Wie wirkt sich ein weicher Untergrund wie Sand oder Schlamm auf die Haltekraft von Unterlegkeilen aus?
Ein weicher Untergrund wie Sand oder Schlamm wirkt sich erheblich negativ auf die Haltekraft von Unterlegkeilen aus. Im Vergleich zu festem Asphalt oder Beton ist die Sicherheit deutlich reduziert, da das physikalische Prinzip des Keils auf solchen Böden teilweise außer Kraft gesetzt wird.
Hier sind die spezifischen Auswirkungen im Detail:
1. Einsinken und Verlust der Keilhöhe
Ein Unterlegkeil funktioniert am besten, wenn er fest zwischen Reifen und Boden eingeklemmt ist. Auf weichem Grund wird der Keil durch das Gewicht des Fahrzeugs (das über den Reifen auf den Keil drückt) in den Boden gepresst.
- Folge: Wenn der Keil einsinkt, verringert sich seine effektive Höhe über dem Boden. Ein Rad kann einen tief im Schlamm versunkenen Keil viel leichter überrollen („Überfahrung“), da der Widerstandswinkel flacher wird.
2. Fehlender Reibungswiderstand (Wegrutschen)
Damit ein Keil hält, muss die Reibung zwischen Keilunterseite und Boden größer sein als die Kraft, mit der das Rad gegen den Keil drückt.

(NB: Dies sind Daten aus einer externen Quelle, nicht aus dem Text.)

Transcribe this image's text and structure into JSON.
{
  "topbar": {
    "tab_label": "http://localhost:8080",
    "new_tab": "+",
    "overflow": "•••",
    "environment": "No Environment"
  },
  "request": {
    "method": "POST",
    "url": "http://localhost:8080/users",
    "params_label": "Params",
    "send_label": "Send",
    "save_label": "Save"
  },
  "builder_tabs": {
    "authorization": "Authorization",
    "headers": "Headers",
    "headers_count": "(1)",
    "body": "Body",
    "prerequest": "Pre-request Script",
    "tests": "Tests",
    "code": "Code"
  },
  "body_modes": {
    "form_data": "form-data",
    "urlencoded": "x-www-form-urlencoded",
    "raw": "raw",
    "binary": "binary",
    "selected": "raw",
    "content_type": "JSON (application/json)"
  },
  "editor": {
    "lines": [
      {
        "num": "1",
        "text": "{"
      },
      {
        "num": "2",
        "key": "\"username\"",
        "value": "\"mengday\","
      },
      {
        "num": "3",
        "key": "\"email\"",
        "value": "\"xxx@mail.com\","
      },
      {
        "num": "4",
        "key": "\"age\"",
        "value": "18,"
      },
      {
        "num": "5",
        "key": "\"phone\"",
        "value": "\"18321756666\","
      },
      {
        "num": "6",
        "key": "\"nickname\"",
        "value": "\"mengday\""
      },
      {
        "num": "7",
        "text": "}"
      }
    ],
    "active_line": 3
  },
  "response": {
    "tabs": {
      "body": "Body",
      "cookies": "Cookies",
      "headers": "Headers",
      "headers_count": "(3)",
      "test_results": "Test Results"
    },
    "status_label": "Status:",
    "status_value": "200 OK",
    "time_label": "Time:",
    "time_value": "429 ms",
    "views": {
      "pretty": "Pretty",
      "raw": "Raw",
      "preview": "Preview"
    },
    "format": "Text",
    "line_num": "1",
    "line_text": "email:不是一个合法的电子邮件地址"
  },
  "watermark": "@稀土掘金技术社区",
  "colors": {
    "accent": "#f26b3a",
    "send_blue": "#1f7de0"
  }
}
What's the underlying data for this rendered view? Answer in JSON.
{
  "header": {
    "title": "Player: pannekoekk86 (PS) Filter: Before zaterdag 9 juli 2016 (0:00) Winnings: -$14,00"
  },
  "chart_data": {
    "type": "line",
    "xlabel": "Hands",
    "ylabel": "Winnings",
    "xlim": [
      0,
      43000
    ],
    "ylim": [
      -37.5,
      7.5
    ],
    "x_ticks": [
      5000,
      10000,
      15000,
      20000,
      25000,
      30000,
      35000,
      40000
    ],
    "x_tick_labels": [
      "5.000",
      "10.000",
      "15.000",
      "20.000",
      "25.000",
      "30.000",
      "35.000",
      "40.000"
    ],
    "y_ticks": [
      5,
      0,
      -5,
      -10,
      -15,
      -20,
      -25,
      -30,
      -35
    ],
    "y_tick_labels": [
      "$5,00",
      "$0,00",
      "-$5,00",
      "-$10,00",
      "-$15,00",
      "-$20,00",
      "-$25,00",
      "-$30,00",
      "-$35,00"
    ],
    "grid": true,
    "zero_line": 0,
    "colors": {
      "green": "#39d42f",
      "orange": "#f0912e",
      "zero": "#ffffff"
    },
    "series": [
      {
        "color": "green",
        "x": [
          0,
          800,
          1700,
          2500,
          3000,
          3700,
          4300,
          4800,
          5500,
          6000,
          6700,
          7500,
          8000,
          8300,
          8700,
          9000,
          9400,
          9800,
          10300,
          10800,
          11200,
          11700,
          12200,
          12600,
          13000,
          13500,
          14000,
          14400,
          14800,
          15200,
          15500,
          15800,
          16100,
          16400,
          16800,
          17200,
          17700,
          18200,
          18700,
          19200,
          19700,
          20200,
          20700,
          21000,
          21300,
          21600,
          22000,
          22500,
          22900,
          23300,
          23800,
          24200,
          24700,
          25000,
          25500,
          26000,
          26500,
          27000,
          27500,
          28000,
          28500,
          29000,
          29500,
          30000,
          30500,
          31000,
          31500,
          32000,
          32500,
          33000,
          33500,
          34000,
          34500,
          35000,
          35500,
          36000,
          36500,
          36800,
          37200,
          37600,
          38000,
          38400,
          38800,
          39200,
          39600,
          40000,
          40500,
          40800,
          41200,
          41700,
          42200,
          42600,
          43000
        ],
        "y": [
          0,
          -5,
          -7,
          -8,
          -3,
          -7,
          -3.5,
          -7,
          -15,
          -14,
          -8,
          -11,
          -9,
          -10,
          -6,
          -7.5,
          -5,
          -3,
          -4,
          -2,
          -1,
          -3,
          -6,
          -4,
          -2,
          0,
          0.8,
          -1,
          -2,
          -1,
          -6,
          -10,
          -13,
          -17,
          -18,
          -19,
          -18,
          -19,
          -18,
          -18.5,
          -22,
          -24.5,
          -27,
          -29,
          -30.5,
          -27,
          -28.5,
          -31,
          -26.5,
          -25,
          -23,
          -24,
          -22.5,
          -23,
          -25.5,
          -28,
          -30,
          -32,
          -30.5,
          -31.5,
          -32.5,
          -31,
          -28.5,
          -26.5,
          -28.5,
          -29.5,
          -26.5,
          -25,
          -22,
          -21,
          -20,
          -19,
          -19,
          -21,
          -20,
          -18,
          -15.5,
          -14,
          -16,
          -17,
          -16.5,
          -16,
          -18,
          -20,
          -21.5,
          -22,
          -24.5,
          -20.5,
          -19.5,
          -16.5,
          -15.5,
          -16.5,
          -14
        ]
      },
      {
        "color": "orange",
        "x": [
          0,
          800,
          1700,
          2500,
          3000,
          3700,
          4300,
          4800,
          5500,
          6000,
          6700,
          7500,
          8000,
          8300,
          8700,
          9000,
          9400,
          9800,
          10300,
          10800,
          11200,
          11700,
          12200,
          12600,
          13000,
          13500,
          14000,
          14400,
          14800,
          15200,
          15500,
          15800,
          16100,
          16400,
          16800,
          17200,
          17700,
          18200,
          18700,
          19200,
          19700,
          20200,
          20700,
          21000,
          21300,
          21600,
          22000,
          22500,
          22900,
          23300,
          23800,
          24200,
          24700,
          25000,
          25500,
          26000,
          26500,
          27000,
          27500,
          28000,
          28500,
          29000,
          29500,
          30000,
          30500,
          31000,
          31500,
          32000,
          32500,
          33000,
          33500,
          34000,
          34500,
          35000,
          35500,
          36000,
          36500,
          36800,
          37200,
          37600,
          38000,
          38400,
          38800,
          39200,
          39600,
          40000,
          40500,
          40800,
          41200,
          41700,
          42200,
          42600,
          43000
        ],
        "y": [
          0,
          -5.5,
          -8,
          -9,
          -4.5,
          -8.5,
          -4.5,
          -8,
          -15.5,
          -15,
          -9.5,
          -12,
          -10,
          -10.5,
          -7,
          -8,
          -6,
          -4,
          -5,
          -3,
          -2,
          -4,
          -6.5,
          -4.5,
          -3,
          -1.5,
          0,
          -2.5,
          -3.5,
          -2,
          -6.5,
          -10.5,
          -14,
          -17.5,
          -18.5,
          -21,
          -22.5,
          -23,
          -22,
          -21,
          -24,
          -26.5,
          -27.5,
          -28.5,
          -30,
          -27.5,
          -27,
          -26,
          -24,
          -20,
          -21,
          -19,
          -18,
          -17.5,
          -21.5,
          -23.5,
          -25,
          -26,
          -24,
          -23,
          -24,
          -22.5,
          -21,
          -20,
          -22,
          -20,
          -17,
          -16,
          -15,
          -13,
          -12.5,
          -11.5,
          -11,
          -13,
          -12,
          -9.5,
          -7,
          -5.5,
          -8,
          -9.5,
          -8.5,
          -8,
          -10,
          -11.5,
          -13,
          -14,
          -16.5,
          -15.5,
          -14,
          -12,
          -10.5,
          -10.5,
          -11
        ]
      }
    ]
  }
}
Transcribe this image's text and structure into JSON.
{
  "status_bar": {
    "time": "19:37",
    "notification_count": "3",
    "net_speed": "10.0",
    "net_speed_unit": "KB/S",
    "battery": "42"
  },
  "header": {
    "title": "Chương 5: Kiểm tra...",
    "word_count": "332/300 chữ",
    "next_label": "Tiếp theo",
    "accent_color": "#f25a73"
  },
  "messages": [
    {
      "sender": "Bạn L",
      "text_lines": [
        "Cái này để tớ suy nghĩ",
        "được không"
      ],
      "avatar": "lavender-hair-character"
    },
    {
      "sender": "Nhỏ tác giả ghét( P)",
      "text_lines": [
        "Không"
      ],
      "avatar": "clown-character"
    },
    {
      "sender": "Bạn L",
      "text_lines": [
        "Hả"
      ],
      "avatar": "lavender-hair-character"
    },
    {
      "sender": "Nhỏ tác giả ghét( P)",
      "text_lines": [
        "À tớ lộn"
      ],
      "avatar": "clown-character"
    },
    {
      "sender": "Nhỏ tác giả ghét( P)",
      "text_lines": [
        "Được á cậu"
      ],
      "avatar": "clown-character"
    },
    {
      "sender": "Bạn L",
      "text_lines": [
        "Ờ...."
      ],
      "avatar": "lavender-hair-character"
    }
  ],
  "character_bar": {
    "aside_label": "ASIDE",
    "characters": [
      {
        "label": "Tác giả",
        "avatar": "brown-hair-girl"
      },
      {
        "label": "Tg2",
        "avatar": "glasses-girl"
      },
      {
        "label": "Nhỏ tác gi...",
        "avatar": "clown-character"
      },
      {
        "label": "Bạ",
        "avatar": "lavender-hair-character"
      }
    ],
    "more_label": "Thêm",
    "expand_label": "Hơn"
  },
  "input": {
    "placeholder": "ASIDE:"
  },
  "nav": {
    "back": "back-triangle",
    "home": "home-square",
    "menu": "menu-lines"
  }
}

- Schlamm: Wirkt wie ein Schmiermittel. Der Keil verliert den Grip und wird vom Reifen einfach vor sich hergeschoben, anstatt das Rad zu stoppen.
- Sand: Besteht aus losen Partikeln, die unter Druck gegeneinander verrollen. Der Keil hat kein festes Fundament und gleitet mit der obersten Sandschicht weg.
3. Deformation des Untergrunds (Verdrängung)
Auf hartem Boden ist der Untergrund unnachgiebig. Auf weichem Boden findet eine Materialverdrängung statt. Wenn das Fahrzeug gegen den Keil drückt, wird der Sand oder Schlamm hinter oder unter dem Keil zur Seite gedrückt. Der Keil „wandert“ oder kippt nach hinten weg, anstatt eine statische Barriere zu bilden.
4. Hebelwirkung und Kippen
Unterlegkeile haben oft eine gezackte Unterseite oder kleine Krallen, die sich in den Boden beißen sollen. Auf weichem Boden finden diese Krallen keinen Halt. Zudem kann der Keil durch die einseitige Belastung des Rades im weichen Boden verkippen. Ein gekippter Keil verliert sofort seine stabilisierende Wirkung und kann unter das Fahrzeug rutschen oder weggeschleudert werden.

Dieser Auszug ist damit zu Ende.